Using a native PowerShell script is the absolute quickest way to install this model.
Use the instructions provided below to complete the setup.
The loader auto-caches the model archive (several GBs included).
To save you time, the system will automatically determine efficient resource allocation.
The Qwen3.5-9B-GGUF model represents a significant leap in open-source language models, striking a harmonious balance between performance and efficiency for both research and commercial endeavors.

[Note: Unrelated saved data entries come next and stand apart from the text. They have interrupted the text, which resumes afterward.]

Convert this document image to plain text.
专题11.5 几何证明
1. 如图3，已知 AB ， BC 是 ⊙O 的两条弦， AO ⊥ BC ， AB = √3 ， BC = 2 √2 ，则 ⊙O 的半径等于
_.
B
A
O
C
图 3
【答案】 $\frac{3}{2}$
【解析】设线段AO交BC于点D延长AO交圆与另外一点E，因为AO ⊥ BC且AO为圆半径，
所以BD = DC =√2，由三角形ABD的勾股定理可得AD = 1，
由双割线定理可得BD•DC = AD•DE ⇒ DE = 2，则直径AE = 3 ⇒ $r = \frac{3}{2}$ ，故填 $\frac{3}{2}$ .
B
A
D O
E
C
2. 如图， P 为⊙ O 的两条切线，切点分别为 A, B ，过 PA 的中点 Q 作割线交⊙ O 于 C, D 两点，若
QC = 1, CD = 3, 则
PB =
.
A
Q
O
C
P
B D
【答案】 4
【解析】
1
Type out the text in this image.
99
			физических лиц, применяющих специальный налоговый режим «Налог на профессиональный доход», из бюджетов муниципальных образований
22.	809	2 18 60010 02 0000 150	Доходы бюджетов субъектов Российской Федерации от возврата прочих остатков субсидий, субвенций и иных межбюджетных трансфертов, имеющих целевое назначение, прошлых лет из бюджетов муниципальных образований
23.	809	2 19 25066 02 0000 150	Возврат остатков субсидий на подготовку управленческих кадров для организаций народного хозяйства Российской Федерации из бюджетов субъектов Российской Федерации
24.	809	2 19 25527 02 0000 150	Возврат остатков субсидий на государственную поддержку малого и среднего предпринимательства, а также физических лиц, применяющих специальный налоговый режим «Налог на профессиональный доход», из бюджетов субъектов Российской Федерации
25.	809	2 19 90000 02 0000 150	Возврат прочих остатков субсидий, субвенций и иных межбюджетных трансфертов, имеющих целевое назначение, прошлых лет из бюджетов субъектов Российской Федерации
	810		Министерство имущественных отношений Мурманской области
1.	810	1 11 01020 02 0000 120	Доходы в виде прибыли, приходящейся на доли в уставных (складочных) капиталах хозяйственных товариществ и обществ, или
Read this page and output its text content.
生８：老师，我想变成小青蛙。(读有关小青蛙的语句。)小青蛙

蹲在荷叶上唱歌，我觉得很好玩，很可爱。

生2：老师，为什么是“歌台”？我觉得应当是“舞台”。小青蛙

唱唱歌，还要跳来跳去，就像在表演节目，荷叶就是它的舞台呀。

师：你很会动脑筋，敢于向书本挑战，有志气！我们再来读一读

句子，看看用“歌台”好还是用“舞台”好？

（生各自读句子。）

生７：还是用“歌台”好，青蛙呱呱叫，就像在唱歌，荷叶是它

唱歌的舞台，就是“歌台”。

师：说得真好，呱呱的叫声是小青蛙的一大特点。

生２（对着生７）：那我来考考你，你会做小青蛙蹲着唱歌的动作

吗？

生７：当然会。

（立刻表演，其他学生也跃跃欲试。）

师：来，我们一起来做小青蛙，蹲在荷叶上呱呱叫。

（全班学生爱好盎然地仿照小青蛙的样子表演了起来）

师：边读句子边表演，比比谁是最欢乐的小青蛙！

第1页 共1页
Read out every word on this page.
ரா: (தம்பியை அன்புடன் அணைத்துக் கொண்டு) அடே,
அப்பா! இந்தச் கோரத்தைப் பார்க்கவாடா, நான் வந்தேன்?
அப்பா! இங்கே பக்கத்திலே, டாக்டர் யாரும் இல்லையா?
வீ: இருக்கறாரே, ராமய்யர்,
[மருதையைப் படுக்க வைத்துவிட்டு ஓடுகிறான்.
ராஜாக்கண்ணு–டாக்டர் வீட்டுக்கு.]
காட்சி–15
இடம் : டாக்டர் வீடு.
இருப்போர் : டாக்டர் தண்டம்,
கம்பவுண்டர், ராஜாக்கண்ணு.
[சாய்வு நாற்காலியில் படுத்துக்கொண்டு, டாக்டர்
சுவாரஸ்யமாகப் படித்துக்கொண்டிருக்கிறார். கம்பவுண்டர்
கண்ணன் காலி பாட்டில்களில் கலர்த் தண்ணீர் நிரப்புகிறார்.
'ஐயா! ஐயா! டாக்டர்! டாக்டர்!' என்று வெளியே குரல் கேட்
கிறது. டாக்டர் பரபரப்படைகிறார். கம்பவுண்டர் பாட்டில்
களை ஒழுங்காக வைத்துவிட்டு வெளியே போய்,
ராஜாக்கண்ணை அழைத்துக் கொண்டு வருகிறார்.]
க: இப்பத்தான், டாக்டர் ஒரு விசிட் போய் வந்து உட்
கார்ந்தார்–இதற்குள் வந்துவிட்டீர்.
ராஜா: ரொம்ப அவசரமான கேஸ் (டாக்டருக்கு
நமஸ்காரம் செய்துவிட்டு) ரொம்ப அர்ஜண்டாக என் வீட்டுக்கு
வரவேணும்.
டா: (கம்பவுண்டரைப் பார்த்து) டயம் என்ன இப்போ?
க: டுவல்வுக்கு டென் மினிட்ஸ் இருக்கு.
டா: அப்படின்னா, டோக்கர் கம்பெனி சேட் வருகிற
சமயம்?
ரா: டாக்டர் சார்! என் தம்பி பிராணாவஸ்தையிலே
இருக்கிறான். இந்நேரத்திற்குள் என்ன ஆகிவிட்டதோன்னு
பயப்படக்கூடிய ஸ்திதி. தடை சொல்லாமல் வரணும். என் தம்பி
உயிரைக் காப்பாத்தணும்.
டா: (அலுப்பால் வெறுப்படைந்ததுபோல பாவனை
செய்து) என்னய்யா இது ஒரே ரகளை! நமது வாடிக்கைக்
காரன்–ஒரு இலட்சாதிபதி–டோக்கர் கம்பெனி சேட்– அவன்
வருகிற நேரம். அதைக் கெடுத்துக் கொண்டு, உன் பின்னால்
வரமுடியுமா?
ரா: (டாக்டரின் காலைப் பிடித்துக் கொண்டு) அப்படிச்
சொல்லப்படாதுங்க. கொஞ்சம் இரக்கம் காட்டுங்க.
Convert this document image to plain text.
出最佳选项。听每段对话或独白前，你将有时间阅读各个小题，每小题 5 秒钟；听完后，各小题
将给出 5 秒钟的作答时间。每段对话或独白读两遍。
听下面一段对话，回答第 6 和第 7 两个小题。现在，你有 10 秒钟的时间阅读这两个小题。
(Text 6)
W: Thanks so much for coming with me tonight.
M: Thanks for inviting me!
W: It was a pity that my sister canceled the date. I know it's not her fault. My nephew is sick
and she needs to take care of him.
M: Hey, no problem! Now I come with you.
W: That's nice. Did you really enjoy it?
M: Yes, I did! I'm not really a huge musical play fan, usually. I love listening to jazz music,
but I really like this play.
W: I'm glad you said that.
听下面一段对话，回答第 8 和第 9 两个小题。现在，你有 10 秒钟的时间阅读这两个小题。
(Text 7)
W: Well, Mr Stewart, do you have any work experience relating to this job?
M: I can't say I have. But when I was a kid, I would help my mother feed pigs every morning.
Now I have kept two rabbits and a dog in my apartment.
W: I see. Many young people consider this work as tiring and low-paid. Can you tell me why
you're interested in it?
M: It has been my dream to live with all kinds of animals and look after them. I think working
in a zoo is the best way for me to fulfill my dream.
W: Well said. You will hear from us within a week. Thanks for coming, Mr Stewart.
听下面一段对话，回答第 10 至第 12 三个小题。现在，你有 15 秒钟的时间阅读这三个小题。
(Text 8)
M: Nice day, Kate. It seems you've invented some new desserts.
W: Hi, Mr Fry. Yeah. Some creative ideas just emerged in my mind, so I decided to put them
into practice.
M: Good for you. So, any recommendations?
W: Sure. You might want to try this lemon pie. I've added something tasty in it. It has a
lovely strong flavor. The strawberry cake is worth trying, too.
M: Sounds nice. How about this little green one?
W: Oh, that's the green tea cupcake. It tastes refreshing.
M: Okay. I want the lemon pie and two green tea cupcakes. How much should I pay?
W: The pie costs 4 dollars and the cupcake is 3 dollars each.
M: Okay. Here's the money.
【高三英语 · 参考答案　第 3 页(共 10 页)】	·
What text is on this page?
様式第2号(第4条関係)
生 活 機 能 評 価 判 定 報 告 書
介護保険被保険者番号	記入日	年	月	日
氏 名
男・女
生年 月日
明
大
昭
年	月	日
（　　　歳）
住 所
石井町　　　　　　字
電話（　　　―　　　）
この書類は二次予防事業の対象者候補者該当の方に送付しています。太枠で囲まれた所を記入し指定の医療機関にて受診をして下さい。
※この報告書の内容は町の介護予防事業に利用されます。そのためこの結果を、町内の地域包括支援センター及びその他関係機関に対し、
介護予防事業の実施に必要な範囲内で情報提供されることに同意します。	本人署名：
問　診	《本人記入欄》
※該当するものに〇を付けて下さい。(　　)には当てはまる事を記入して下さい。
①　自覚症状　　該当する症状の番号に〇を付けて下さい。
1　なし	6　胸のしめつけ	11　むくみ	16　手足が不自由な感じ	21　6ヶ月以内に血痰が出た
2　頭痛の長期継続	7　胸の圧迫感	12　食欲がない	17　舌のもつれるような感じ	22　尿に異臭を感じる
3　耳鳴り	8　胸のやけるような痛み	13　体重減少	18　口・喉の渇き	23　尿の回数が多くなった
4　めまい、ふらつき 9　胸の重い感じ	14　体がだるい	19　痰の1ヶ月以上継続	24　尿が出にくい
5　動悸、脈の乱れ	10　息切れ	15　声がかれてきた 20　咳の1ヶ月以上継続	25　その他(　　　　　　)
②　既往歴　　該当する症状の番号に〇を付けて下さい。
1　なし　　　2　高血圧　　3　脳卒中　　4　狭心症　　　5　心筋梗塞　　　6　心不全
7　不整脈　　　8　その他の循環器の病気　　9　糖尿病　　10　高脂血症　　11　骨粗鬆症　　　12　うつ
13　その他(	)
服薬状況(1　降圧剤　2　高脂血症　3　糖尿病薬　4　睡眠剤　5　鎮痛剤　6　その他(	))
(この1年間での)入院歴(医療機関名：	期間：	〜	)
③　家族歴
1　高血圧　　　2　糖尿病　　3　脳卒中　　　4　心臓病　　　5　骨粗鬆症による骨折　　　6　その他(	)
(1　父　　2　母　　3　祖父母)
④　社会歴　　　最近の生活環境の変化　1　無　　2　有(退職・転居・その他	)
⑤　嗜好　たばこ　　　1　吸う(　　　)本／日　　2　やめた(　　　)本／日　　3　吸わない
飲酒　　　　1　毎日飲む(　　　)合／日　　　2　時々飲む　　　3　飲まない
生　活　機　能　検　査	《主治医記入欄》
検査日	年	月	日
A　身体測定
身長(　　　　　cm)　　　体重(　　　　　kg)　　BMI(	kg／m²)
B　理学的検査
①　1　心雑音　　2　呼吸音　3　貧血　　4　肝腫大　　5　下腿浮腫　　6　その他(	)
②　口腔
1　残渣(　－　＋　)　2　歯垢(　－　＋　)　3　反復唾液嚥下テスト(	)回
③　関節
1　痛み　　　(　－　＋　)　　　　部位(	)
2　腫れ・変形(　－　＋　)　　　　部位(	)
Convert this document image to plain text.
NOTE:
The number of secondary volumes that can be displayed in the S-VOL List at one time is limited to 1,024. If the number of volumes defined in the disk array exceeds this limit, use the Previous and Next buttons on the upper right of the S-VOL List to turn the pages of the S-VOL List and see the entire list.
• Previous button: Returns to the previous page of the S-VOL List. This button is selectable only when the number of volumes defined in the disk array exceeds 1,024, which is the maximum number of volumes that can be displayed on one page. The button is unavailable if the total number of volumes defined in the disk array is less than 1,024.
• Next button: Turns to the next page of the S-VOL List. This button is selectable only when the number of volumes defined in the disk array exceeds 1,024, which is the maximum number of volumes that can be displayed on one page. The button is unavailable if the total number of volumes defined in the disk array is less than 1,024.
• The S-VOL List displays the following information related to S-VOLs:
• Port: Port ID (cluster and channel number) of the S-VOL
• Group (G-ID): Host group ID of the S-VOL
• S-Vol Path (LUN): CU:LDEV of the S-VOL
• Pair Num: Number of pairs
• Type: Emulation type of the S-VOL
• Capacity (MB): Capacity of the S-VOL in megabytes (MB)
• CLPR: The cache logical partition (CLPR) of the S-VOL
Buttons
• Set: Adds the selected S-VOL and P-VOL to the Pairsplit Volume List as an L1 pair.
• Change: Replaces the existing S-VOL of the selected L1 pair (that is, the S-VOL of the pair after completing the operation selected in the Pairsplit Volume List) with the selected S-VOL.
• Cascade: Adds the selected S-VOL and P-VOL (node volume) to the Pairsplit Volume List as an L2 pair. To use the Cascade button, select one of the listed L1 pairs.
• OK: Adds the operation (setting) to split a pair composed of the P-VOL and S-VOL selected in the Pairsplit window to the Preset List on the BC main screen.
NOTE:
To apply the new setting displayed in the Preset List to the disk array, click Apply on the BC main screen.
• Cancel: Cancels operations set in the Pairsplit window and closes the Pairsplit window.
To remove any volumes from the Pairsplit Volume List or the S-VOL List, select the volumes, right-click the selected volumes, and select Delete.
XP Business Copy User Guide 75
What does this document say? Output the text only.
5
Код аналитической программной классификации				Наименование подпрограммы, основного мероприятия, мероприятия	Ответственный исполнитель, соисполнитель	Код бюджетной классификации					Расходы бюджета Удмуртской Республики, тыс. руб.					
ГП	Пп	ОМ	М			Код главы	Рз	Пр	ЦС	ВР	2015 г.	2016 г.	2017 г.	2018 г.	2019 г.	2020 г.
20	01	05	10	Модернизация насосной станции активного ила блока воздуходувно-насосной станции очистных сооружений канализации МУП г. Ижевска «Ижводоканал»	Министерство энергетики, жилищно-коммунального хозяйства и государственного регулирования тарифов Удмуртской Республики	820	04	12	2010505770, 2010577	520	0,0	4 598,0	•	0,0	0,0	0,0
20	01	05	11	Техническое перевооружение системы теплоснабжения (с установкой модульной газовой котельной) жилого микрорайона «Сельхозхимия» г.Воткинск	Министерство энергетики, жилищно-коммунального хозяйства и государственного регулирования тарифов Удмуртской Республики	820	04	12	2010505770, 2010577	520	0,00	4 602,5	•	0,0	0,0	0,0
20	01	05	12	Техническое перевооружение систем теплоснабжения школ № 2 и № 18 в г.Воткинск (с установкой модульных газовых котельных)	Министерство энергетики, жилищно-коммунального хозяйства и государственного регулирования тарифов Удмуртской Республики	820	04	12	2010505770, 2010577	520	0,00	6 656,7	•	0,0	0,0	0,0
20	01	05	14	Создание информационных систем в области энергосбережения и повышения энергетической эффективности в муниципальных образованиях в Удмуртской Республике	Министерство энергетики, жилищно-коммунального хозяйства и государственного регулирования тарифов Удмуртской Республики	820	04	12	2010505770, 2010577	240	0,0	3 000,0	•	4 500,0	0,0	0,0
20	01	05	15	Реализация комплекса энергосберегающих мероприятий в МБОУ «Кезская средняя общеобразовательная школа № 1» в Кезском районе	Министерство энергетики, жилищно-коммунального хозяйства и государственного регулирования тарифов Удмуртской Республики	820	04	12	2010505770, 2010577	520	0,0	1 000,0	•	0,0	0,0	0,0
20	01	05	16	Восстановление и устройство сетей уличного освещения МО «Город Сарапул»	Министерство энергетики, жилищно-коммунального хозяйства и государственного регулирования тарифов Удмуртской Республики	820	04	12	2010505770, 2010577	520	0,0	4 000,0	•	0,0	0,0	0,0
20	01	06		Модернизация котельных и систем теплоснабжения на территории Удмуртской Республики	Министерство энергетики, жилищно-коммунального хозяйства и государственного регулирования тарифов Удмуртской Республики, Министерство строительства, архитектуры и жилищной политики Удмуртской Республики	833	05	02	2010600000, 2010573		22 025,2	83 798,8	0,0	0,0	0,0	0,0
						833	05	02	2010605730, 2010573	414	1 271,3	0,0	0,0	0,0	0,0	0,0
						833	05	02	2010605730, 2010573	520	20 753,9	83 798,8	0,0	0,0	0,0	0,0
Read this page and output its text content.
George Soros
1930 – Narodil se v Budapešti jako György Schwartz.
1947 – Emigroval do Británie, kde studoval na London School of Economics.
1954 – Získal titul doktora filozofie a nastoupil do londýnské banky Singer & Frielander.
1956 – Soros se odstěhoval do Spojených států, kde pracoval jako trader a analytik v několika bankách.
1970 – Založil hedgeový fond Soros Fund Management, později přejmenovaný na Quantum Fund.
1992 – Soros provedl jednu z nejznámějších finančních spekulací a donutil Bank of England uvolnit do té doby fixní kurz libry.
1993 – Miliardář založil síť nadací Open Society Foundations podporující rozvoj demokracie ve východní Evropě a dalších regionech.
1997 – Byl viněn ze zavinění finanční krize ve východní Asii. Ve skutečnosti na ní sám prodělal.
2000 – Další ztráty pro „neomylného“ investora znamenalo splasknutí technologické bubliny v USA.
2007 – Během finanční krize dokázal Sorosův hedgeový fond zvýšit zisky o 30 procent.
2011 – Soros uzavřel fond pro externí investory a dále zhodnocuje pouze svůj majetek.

By building upon the Qwen3.5 architecture, it harnesses innovative techniques such as grouped-query attention and rotary positional embeddings to accelerate inference while preserving accuracy on benchmark tests.With 9 billion parameters quantized into GGUF format, the model minimizes memory footprint, allowing for seamless deployment on consumer-grade hardware without compromising response quality. The Qwen3.5-9B-GGUF model also supports an expansive token context window of up to 8K tokens, empowering it to navigate complex dialogues and reasoning tasks with minimal truncation.Here are some key features of the Qwen3.5-9B-GGUF model:* **Context Length:** Up to 8K tokens* **Training Tokens:** 2 trillion* **Benchmark (MMLU):** 84.3%* **Quantization Format:** GGUF
The Qwen3.5-9B-GGUF model’s integration with the GGUF format simplifies deployment across diverse platforms, making advanced AI capabilities accessible to a broader community.Here are some key takeaways from our evaluation:1. **Quantization Impact:** Reduced memory footprint enables seamless deployment on consumer-grade hardware.2. **Contextual Understanding:** Supports up to 8K token context windows for complex dialogues and reasoning tasks.3. **Benchmark Performance:** Achieves an impressive 84.3% benchmark score.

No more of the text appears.